At Friday's Aida, though, it wasn't only the sets that wobbled (or, in the case of one painted flat, got stuck in mid-air). As the Ethiopian slave, Olga Sergeeva's tone was so tremulous, her vibrato so wide, her consonants so conspicuously absent, and her vowel sounds so muddied, nothing emerged but an endless mewling stream of meaningless sludge. Viktor Lutsiuk, her Radames, had no more idea of Italianate legato or phrasing than she, and, for the first two acts, couldn't seem to make up his mind where to pitch or even place his voice.

Both improved marginally in Act III, goaded by a wildly blustery but fully committed performance from Viktor Chernomortsev as Amonasro. Sadly, the best voice on stage, and the only true legato technique, belonged to the mezzo Larissa Diadkova playing Amneris: sadly, because she was so obviously there only to show them both off, belting out an unrelievedly loud and one-dimensional interpretation of the role as nothing but a bullying harridan.

The original idea for Aida came from Auguste Mariette Bey, the famous archaeologist, which no doubt explains why the Kirov decided to dig up an old set of 1922 designs, whose monumental painted flats and "authentic" props were presumably inspired by recent discoveries in Tutankhamun's Tomb.

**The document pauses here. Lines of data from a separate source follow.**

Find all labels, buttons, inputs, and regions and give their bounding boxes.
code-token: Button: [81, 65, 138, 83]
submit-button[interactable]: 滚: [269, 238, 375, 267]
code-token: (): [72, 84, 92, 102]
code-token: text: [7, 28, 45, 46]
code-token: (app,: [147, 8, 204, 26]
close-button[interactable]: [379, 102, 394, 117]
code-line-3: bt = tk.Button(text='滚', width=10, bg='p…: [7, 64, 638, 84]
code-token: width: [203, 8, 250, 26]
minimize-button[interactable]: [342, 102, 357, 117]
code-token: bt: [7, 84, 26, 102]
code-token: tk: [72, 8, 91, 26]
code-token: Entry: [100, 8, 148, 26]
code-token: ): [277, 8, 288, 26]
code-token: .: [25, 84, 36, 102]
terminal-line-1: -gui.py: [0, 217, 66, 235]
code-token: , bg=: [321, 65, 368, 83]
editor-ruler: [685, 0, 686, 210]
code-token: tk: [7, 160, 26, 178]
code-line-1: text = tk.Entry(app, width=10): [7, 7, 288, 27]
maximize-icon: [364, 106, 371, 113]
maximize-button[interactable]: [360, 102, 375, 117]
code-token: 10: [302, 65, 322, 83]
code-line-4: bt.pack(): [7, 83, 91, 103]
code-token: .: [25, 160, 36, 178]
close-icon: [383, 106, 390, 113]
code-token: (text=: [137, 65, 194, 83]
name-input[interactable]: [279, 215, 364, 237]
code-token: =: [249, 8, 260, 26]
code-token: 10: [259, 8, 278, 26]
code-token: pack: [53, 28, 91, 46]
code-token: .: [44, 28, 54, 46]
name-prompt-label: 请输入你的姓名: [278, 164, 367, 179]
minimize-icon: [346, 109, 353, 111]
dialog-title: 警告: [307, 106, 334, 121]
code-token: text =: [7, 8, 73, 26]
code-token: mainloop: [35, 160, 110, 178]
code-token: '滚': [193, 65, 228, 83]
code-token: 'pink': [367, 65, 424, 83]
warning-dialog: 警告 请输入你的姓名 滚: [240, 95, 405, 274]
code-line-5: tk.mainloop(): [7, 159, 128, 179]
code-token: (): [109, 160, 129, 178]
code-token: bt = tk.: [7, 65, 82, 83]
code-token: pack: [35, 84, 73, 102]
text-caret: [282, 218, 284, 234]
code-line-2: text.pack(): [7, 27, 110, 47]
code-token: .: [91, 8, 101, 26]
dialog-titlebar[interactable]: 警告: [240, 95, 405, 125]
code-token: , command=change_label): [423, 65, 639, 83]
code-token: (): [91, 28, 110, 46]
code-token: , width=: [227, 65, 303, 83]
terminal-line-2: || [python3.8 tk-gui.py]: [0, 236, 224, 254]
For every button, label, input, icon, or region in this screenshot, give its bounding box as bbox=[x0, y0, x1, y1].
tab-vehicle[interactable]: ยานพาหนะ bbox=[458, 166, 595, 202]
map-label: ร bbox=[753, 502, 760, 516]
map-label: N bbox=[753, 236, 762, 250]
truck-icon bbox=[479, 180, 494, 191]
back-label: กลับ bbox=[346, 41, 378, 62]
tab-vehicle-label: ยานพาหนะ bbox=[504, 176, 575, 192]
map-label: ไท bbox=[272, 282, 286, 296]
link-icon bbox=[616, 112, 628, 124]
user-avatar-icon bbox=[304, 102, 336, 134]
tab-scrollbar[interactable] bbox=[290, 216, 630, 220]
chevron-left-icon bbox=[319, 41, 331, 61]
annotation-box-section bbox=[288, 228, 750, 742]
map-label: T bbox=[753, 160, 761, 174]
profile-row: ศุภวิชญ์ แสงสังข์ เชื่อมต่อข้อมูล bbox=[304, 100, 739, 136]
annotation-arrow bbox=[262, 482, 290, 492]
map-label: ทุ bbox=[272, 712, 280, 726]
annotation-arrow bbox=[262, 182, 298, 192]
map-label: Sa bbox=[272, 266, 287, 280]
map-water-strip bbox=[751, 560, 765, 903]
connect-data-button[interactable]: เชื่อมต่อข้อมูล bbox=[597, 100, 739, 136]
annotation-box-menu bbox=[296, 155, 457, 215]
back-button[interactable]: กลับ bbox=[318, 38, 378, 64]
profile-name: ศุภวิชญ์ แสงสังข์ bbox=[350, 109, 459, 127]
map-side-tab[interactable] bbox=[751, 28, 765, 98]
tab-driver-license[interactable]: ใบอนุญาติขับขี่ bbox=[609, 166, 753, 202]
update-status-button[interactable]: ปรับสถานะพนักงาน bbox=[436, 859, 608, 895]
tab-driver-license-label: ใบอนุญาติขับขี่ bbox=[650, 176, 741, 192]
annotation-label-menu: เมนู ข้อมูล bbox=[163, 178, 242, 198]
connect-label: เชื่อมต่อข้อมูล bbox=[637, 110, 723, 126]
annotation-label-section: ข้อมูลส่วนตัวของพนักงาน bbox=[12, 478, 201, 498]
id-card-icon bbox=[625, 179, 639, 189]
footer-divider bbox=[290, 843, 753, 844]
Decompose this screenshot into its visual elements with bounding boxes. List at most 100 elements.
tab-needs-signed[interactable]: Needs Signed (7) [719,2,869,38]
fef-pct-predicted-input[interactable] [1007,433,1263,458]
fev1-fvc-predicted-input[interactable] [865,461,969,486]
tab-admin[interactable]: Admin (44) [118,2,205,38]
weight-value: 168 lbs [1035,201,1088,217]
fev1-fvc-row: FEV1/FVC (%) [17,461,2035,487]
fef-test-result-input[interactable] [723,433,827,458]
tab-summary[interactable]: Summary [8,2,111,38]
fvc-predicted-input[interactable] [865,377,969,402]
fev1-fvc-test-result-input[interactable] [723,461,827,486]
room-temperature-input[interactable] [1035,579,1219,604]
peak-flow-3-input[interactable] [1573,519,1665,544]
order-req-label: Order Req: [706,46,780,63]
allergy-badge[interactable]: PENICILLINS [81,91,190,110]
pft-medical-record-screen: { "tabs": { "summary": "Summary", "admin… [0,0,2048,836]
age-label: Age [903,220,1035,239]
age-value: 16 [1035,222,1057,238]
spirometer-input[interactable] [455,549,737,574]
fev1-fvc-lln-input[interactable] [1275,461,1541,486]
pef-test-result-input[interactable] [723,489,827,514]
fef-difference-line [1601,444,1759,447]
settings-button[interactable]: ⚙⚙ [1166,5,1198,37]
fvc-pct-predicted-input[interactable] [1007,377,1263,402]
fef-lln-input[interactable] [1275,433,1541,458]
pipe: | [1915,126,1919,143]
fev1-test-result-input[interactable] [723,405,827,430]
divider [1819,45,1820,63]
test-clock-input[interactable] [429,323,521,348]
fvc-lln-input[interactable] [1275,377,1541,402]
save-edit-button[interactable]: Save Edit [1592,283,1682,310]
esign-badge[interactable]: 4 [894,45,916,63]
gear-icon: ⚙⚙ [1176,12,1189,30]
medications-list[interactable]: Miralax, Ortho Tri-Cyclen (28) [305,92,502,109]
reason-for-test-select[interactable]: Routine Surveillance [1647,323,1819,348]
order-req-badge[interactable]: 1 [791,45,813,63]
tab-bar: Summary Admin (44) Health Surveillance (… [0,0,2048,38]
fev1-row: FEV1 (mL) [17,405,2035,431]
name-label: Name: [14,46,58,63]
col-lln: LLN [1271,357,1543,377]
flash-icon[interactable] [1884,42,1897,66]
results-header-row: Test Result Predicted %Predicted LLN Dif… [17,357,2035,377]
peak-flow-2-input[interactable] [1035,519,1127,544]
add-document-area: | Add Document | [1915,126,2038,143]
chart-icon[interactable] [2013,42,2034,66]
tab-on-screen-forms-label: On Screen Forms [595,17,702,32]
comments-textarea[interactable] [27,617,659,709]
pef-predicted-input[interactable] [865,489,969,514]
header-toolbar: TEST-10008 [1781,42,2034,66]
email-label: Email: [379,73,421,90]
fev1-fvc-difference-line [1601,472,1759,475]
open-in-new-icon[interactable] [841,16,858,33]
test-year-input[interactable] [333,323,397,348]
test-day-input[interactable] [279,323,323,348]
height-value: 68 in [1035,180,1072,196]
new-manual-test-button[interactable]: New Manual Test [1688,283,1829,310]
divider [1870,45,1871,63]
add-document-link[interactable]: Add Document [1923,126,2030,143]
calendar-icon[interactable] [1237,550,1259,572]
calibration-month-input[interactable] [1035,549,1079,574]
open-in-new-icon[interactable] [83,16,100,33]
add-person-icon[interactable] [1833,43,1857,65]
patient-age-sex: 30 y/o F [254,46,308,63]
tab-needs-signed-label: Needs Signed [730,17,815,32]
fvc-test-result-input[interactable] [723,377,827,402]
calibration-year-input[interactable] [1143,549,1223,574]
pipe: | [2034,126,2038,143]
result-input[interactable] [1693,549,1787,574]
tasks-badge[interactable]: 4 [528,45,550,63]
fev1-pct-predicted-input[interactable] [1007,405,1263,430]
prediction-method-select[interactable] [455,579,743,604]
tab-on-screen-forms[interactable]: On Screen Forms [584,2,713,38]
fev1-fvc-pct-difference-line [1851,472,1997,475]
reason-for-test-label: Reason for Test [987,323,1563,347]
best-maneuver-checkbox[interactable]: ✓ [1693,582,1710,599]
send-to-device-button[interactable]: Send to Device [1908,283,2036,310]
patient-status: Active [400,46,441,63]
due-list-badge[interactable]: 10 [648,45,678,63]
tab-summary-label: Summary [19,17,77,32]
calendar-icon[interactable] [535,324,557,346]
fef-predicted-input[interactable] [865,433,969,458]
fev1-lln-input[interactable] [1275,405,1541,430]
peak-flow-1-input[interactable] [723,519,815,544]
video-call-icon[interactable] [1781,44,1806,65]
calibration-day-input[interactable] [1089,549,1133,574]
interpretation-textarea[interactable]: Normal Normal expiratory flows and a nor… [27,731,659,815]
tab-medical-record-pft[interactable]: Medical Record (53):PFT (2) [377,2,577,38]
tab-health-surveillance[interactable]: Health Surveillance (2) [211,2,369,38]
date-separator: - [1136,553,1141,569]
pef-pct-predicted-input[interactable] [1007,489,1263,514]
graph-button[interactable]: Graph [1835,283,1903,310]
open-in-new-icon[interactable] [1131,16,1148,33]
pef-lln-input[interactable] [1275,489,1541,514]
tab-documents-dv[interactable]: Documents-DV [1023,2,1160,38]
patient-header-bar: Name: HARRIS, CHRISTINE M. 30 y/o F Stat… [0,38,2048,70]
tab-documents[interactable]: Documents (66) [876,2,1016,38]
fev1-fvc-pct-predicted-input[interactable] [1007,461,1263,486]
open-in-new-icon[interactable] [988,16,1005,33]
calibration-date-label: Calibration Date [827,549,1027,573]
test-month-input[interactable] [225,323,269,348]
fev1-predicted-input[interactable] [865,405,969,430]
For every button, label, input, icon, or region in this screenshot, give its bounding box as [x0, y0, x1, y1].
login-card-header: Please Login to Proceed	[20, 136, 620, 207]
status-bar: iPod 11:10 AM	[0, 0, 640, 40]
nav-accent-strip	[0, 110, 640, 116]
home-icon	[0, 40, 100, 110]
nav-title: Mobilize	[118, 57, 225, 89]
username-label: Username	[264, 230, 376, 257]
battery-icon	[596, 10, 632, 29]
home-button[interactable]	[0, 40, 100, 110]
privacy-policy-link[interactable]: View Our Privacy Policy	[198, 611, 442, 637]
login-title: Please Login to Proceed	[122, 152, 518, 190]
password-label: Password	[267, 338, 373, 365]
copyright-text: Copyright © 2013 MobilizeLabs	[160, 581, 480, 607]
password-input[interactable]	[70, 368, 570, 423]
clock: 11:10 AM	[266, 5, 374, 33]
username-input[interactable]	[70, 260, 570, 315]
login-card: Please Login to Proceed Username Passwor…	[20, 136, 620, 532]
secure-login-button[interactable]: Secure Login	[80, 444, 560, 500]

But it's difficult enough to breathe life into this Metastasian piece without turning the cast into a set of walking wall-paintings, complete with hieroglyphic gestures and hieratic poses. The costumes didn't help, nor the nylon they were made of. Poor Radames looked just like Ernie Wise wearing a tablecloth: he even had the short, fat, hairy legs to match.

Amonasro was a "fuzzy-wuzzy" in a fright wig and a kilt (like Toad swathed in a travelling rug). Diadkova looked (and sometimes sounded) like Ira Siff in Madame Vera Galupe-Borzkh mode, and indeed the whole show, with its Pan's People dance routines and pointe-stepping soldiers mincing past in the Triumph Scene, could almost have been devised as a tribute to La Gran Scena, the transvestite opera company from New York.

Add Gergiev's brashly vulgar conducting, all crash-bang-wallop on the cymbals and the big bass-drum, and this was one of the most direly provincial Verdi performances I have ever seen. If Raymond Gubbay can seriously aspire to run the Royal Opera House, then on this basis, Ellen Kent, the cheroot-chewing promoter behind all those cut-price Moldovan and Latvian opera tours, should be a shoo-in for the job as the Kirov's next artistic director. A shame the Hochhausers didn't let the Kirov bring the promised Rimsky-Korsakov opera instead.